Anti-counterfeiting: Some organizations use blockchain to identify counterfeits by associating unique identifiers to shipments, documents, products, and storing records.
Other uses include:

  • Creating ledger systems for compiling sales data
  • Tracking digital usage to content creators
  • Online voting

How Reliable Is Blockchain?

Blockchain takes care of lots of security concerns in several ways. It arranges new blocks, linearly and chronologically.

Once a block has been added, it's almost impossible to alter the contents. The majority can reach a consensus to make the changes.
The 51% attack is also considered a significant threat to proof-of-work consensus.
If the minority colluding nodes own more than 50% of the mining power, they could take over the network's control and unfairly prevent others from adding new blocks.
The only reprieve is that most miners are not interested in initiating the attack. It requires a lot of money and energy to succeed.
Blockchain is a better solution to storing and exchanging digital value than other options. It's still developing and could be much better in the future.

The Issues of Blockchain Technology

Blockchain suffers from an image crisis. In the mind of some users, it's the same as cryptocurrency. They associated the latter with criminal activities.
Moreover, blockchain is still immature, and users are struggling to deal with the following:

  • Lack of scalability
  • Lack of experienced developers
  • Poor speed if the number of users increases beyond the limit
  • 51% attacks
  • Security issues

The Difference between Blockchain and Cryptocurrency

What is blockchain technology? Blockchain allows users to record and distribute digital information. The network had its first real-world application with the launch of the largest cryptocurrency, Bitcoin, in January 2009.
Cryptocurrencies like BTC use blockchain to record data transparently. They can be used as a medium of exchange and store of value.

The Difference Between Blockchain And Database?

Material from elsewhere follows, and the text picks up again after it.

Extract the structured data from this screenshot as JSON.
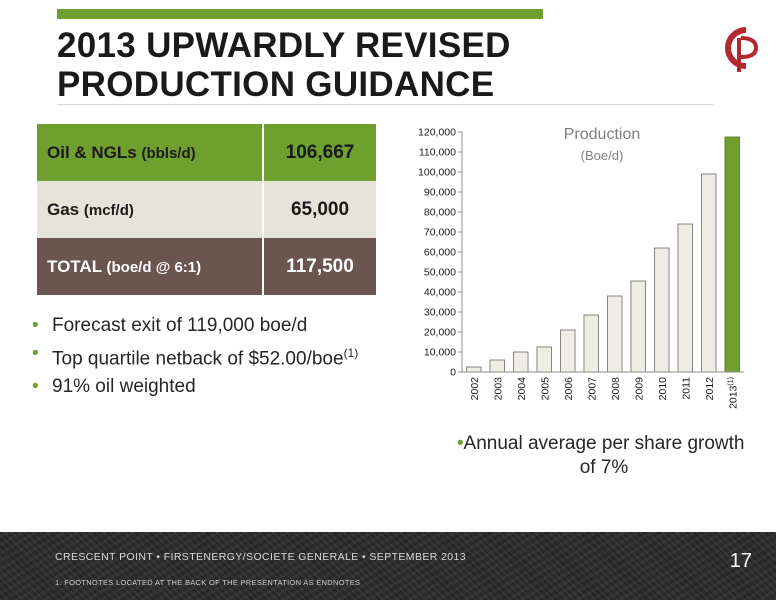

A blockchain is a database that collects data and classifies them into groups known as blocks. Each block has a preset storage capacity. Moreover, the blocks are chained together. On the other, a database structures the information it collects into tables.
All blockchains are databases. However, not all databases are blockchains.

Conclusion: The Future of Blockchain

Blockchain has been around for about 20 years, giving businesses adequate time to scrutinize it. Experts have implemented and explored many practical applications for innovation. Everyone now believes it stands to make government and business operations more efficient, cheap, and accurate.
As we head to the third decade, the stage is already set for widespread blockchain adoption. So, the future of blockchain is bright.